You are on page 1of 3

CAUSES OF DEFORESTATION

Deforestation is the clearing of vast areas of forest. The agents of deforestation have been actively at work. Logging companies continue to log legally and illegally. Dam builders continue damming the rivers and covering millions of hectares of forest under the dam reservoirs. Mangrove forests continue to disappear at the hands of the industrial shrimp farmers. Export-oriented agricultural crops and cattleraising activities have cleared acres and acres of forest. Industrial tree plantations such as pulpwood, timber and oil palm have resulted in the substitution of vast areas of diverse forest by alien tree monocultures. Mining and oil companies continue to destroy and pollute the forest .

However, it would be wrong to highlight only direct causes of deforestation such as logging, shrimp farming, plantations and dams. Its more important to go deeper into the matter in order to realise the underlying factors which constitute the root cause of the problem. Among these is the issue of overconsumption in the European countries, which results in an increasing demand for cheap raw materials and equally cheap farm products such as soya beans, meat or shrimps.

All these processes have resulted in severe local and global environmental impacts and all those impacts and all those impacts result in human suffering. The effects of deforestation can be seen at different levels. Firstly, it has important local negative consequences. To the people living in the forest and other forest-dependent people, deforestation implies the loss of their possibilities of survival as independent cultures. For them, the forest is their home and provides them with food, medicibes, building materials, firewood, water and all the material and spiritual elements that assure the long term survival of their community. The disappearance of the forest means the loss of these elements and consequently implies malnutrition, an increase in illnesses, dependency, acculturation, and in many cases emigration and the disappearance of the community itself.

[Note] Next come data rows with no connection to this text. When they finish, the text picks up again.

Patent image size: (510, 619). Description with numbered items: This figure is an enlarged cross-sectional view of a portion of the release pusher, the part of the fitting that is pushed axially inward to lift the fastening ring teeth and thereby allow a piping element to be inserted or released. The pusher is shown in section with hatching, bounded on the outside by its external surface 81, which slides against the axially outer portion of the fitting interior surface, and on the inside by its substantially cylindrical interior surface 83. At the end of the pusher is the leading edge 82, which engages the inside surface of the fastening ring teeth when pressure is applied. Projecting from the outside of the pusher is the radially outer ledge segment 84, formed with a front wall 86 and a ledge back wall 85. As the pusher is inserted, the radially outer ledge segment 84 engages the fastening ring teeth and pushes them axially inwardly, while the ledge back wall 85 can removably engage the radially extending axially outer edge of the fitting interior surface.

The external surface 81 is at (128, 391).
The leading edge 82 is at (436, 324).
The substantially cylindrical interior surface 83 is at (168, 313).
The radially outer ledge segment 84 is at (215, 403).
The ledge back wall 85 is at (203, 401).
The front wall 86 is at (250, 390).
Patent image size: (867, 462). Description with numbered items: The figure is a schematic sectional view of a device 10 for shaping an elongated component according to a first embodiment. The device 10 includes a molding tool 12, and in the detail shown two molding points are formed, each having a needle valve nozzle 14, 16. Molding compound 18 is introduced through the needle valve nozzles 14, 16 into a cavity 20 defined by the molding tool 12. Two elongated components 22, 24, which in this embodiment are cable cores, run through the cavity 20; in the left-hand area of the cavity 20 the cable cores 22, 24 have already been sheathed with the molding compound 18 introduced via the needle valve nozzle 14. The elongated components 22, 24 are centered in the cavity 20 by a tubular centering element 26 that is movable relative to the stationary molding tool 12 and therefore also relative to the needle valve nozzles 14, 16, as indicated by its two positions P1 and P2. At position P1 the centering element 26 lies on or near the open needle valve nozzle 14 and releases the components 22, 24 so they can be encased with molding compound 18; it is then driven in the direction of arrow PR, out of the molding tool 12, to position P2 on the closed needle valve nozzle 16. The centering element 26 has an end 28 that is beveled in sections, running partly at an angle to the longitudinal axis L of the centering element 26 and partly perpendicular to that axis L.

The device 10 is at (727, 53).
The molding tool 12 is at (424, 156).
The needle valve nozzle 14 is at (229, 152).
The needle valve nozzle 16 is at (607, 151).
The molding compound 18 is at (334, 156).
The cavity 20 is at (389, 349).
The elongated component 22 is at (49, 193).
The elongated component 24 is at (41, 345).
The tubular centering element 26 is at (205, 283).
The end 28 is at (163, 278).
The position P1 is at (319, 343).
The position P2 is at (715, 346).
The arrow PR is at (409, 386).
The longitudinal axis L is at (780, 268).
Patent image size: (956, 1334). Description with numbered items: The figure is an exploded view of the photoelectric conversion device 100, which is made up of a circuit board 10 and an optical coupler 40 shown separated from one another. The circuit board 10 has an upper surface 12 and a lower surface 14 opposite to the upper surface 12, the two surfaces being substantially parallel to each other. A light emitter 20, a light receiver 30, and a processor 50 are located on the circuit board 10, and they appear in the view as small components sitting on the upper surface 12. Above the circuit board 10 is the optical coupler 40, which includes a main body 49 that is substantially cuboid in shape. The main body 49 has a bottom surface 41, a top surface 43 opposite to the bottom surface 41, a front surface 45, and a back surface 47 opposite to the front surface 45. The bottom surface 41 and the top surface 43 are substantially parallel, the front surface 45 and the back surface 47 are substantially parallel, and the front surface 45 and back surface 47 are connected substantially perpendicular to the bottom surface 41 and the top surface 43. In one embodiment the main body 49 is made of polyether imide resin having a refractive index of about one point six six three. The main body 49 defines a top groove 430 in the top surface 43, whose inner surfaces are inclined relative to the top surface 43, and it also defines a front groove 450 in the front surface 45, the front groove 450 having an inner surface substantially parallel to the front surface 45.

Secondly, deforestation results in impacts at the regional level. As forests assure the preservation of water, soils, plants and wildlife in general, their destruction causes serious impacts such as extensive flooding, aggravated droughts, soil erosion, pollution of watercourses and the appearance of pests. Such

impacts affect the lives and health of people at the regional level as well as their productive activities such as agriculture, cattle-raising and fishing. Protecting the forest therefore implies supporting local peoples struggles for their rights while at the same time working to generate conditions to address the root causes of deforestation at both the national and international levels. Only when that happens, will forest be saved and forest-dependent people be able to live in peace and harmony with nature.

Finally, deforestation also implies serious consequences at the global level. Forest have important fuctions in relation to climate and their disappearance affects humanity as a whole. When trees are burnt or cut down, the carbon that has been stored up in the forest is released into the atmosphere, thereby increasing the level of carbon concentration in it and thus aggravating the greenhouse effect. Tropical forests are home to a large part of the planets biodiversity. Both animal and plant species tend to disappear together with the forest and the rate of their extinction become faster.